The piece, written by Tim Geithner, Jack Lew, Hank Paulson, Bob Rubin, and Larry Summers, was titled “We Ran the Treasury Department. This Is How to Fix Tax Evasion.” The piece pointed out that the government loses an estimated $600 billion a year in illegally evaded taxes that could be collected by a beefed-up IRS.
Great point. To read the piece, you’d never know that these scoundrels presided over the stripping of the IRS and its enforcement staff, while they had the power to do the opposite.
Larry Summers is famous for writing pieces implying that his views while he held power were the opposite of what they actually were, but this is a new low even for Summers. It’s also incautious, because the numbers are a matter of public record.

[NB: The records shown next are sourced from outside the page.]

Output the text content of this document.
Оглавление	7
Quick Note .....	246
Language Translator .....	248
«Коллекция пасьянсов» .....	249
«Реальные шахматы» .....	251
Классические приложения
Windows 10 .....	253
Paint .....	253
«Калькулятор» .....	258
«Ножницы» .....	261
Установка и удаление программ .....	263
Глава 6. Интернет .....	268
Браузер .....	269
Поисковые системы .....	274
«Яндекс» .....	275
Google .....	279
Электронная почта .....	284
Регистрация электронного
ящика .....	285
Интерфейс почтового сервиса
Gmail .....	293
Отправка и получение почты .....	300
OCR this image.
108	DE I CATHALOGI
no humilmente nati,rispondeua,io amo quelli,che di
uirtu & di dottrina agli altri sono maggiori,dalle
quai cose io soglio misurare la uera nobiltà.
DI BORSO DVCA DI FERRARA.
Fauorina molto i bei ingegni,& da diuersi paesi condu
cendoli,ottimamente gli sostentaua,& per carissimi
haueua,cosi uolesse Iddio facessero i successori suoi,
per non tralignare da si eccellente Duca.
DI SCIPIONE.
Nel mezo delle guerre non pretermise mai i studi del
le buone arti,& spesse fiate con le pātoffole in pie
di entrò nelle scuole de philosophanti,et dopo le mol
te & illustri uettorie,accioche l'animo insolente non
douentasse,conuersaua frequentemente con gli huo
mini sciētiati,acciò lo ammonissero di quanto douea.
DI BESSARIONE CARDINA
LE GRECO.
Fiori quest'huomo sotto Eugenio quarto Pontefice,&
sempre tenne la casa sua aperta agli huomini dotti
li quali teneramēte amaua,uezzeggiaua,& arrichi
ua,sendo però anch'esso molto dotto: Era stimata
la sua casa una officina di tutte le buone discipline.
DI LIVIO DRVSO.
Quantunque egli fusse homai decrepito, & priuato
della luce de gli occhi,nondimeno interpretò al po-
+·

Under Obama, when Summers was the top economic policymaker, the IRS budget was cut by about 20 percent and its audit staff was cut by a third, to just 9,500 auditors, the lowest number since 1953, when the economy was a lot smaller and the tax code was a lot simpler.

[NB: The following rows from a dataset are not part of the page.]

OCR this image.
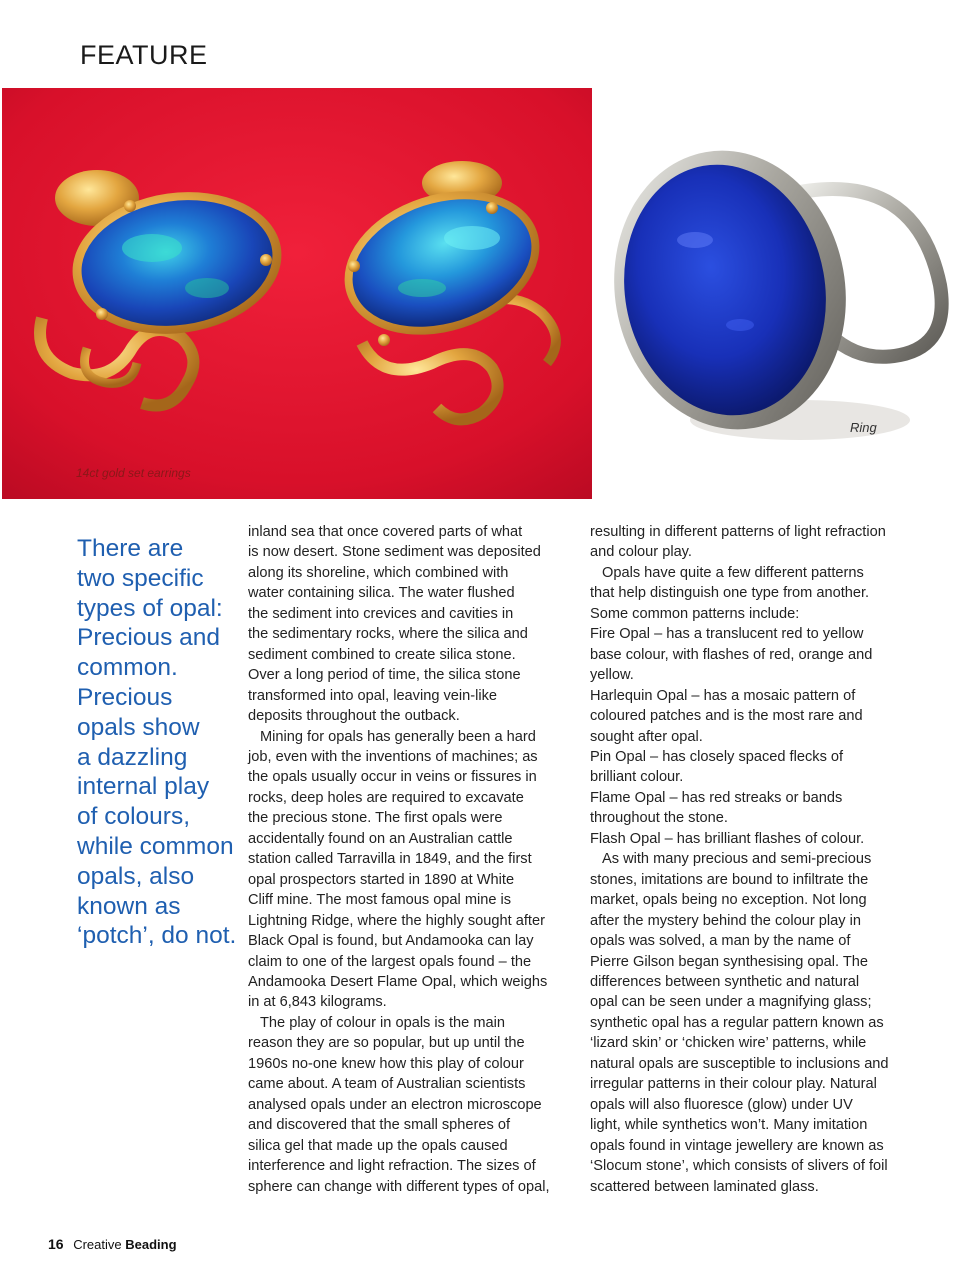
FEATURE
14ct gold set earrings
Ring
There are
two specific
types of opal:
Precious and
common.
Precious
opals show
a dazzling
internal play
of colours,
while common
opals, also
known as
‘potch’, do not.
inland sea that once covered parts of what
is now desert. Stone sediment was deposited
along its shoreline, which combined with
water containing silica. The water flushed
the sediment into crevices and cavities in
the sedimentary rocks, where the silica and
sediment combined to create silica stone.
Over a long period of time, the silica stone
transformed into opal, leaving vein-like
deposits throughout the outback.
Mining for opals has generally been a hard
job, even with the inventions of machines; as
the opals usually occur in veins or fissures in
rocks, deep holes are required to excavate
the precious stone. The first opals were
accidentally found on an Australian cattle
station called Tarravilla in 1849, and the first
opal prospectors started in 1890 at White
Cliff mine. The most famous opal mine is
Lightning Ridge, where the highly sought after
Black Opal is found, but Andamooka can lay
claim to one of the largest opals found – the
Andamooka Desert Flame Opal, which weighs
in at 6,843 kilograms.
The play of colour in opals is the main
reason they are so popular, but up until the
1960s no-one knew how this play of colour
came about. A team of Australian scientists
analysed opals under an electron microscope
and discovered that the small spheres of
silica gel that made up the opals caused
interference and light refraction. The sizes of
sphere can change with different types of opal,
resulting in different patterns of light refraction
and colour play.
Opals have quite a few different patterns
that help distinguish one type from another.
Some common patterns include:
Fire Opal – has a translucent red to yellow
base colour, with flashes of red, orange and
yellow.
Harlequin Opal – has a mosaic pattern of
coloured patches and is the most rare and
sought after opal.
Pin Opal – has closely spaced flecks of
brilliant colour.
Flame Opal – has red streaks or bands
throughout the stone.
Flash Opal – has brilliant flashes of colour.
As with many precious and semi-precious
stones, imitations are bound to infiltrate the
market, opals being no exception. Not long
after the mystery behind the colour play in
opals was solved, a man by the name of
Pierre Gilson began synthesising opal. The
differences between synthetic and natural
opal can be seen under a magnifying glass;
synthetic opal has a regular pattern known as
‘lizard skin’ or ‘chicken wire’ patterns, while
natural opals are susceptible to inclusions and
irregular patterns in their colour play. Natural
opals will also fluoresce (glow) under UV
light, while synthetics won’t. Many imitation
opals found in vintage jewellery are known as
‘Slocum stone’, which consists of slivers of foil
scattered between laminated glass.
16 Creative Beading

The Times recently reported that the private equity industry, fiercely defended by Rubin and Summers, basically pays no taxes because it’s too complex for the IRS. Private equity did not exist in 1953.
Even before Trump cut it further, the IRS conducted 675,000 fewer audits in 2017 than in 2010, a decline of 42 percent. During the same period of the Obama presidency, investigations of people who failed to file returns entirely dropped from 2.3 million to just 360,000. (These statistics are from an investigative piece by ProPublica, which is worth reading in its entirety.)
Supposedly, it was the Republican Congress, with its special animus for the IRS, that made the Democrats do it. But that alibi doesn’t wash, because the president has to agree to the budget and has no small influence in the bargaining. The same downward trend occurred under Clinton.
Obviously, protecting the IRS was a very low priority for Clinton, Obama, and their treasury secretaries. Deregulation was what got them up in the morning.
Ever since Eisenhower’s Farewell Address warning about the influence of the military-industrial complex, former leaders occasionally get deathbed conversions and espouse policies that were the opposite of what they pursued while in office.
We don’t need these guys to join the IRS bandwagon. It’s left the station. The conversion of Rubin, Summers, et al. to the cause of tax enforcement doesn’t even rise to better-late-than-never. It’s rank hypocrisy, and entirely in character.